CALL gds.nodeSimilarity.stream('myGraph1')
YIELD node1, node2, similarity
RETURN gds.util.asNode(node1).name AS From, gds.util.asNode(node2).name AS To, similarity
ORDER BY similarity DESCENDING,From, To

with no result.

Also I tried the following:

CALL gds.graph.create.cypher(
    'my-cypher-graph_8',
    'MATCH (t:Test) RETURN id(t) AS id',
    'MATCH (t:Test)-[r:NEXT]->(k:Test) RETURN id(t) AS source, id(k) AS target'
)

giving as a result


When running the similarity algorithm, while it seems syntactically correct I get no result with the following:

CALL gds.nodeSimilarity.stream('my-cypher-graph_8')
YIELD node1, node2, similarity
RETURN *

Could you please if I can find the similariy of the same kind of nodes comparing also the sub-graph sequense and how can improve my queries?

I run neo4j 4.2.7 as container and use apoc plugin.

Thank you in advance.

It shouldn't return nothing - can you try the following to try to debug what's going on:

  1. What are the metrics returned when you run gds.graph.create - how many nodes and how many relationships are loaded? If it's 0 relationships, that's a sign that the data you loaded is incorrect.

  2. Try dropping the YIELD statement and just running: CALL gds.nodeSimilarity.stream('myGraph1')

  3. Run statistics mode - gds.nodeSimilarity.stats to see how many nodes are compared.

Off the top of my head, you may end up with no results due to the directionality of the relationships (node similarity is built for a bipartite graph, where you'd have (:Test)-[:CALLS]->(:Keyword), or

Thank you Alicia for your reply. I made the debug steps proposed but no good news.
Regarding bullet 1. It ssems that in gds.graph.createm, some nodes and relationships are loaded.Like in the following picture:

Regarding bullet 2: Even without yield statement I have "no changes no records" result
Regarding bullet 3:

I add another question that already posted to #cypher channel. Besides the above case(that I need to investigate too). I would like to ask if there is a way to compare graphs/subgraphs that don't share common nodes based on their properties in order to calculate similarities. Node similarity algorithms Similarity algorithms - Neo4j Graph Data Science seem to not match in my case as the graph nodes I want to compare don't share common nodes.

Probably the reason you're not getting any results is, then, due to the fact that your nodes don't have any similarity (set similarityCutoff to 0 to test the hypothesis). We calculate similarity between pairs of nodes based on the number of common neighbors (using Jaccard). If no nodes have common neighbors, then they're not similar.

We don't have anything out of the box to compare the similarity of entire graphs. You can use graph algorithms and compare, for example, average number of communities or average number of nodes per community, but we don't offer - for example - full graph embeddings, or graph isomorphism.

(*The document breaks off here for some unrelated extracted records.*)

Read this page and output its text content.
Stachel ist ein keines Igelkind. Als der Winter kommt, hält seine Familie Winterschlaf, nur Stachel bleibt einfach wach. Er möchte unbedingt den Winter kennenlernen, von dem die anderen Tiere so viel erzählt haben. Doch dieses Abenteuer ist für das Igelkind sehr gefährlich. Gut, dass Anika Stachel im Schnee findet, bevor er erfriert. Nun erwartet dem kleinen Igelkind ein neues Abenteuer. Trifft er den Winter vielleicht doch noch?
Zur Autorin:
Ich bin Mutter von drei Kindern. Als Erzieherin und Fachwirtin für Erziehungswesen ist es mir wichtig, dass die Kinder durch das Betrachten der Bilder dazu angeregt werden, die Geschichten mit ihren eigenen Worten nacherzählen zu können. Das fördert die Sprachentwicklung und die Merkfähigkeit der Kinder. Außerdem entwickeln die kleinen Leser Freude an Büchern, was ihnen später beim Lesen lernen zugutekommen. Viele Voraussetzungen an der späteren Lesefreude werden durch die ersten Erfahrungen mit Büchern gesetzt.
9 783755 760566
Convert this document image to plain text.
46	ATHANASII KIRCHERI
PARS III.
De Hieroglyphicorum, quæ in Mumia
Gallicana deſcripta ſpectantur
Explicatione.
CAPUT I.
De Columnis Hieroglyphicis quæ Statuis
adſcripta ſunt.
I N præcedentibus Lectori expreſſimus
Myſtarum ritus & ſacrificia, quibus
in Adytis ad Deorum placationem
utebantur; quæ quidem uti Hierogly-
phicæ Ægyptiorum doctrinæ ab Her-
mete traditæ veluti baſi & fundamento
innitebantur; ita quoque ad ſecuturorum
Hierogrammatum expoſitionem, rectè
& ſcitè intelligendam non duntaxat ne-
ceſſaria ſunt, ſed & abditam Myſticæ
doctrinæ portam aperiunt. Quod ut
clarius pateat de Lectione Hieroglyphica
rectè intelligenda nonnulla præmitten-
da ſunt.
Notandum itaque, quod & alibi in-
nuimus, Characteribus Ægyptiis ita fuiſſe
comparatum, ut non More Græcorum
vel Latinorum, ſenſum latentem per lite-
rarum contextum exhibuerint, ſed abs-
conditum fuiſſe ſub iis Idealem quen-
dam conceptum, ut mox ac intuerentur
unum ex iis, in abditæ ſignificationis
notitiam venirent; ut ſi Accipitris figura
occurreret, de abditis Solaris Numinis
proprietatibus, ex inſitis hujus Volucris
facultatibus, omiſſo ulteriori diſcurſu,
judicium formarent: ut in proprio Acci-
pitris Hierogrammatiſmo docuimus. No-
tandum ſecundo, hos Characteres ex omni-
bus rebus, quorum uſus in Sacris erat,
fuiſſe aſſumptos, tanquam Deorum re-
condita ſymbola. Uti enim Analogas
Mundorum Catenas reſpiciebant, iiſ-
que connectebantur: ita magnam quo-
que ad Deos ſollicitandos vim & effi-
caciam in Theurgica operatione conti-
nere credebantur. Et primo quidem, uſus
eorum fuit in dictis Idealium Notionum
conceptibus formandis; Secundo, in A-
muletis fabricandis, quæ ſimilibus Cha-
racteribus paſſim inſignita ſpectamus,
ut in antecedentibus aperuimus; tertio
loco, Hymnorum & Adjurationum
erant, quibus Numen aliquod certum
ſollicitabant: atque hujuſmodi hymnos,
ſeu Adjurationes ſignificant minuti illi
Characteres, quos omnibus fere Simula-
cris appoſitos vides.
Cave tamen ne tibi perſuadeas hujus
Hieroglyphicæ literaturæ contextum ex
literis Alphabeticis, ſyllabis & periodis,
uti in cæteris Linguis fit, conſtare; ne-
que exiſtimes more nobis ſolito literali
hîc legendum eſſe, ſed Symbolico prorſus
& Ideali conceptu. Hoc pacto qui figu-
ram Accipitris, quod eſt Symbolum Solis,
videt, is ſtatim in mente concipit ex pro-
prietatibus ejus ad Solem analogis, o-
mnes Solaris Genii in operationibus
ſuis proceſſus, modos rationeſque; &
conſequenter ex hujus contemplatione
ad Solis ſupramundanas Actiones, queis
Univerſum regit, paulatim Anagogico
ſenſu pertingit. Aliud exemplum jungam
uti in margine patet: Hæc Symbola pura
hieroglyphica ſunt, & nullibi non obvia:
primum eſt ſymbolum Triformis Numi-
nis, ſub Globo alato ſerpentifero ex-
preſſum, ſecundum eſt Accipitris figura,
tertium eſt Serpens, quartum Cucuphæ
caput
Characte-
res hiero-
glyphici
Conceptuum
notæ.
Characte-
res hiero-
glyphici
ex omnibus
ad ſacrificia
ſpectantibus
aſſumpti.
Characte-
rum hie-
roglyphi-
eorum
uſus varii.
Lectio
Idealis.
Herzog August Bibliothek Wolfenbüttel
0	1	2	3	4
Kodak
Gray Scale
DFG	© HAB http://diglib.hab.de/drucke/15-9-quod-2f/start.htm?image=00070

One option, if you don't have nodes with common neighbors, but you still want to look at similarity, is the Node2Vec embedding - which can encode structural similarity, as well as topological - in combination with KNN (cosine similarity). Check out this blog post: Bringing traditional ML to your Neo4j Graph with node2vec | Dave Voutila

1 Like

Indeed, Alicia setting similarityCutoff to 0 gives 0.0 similarity as a result. Thank you for your answer, I will check the possibilities proposed.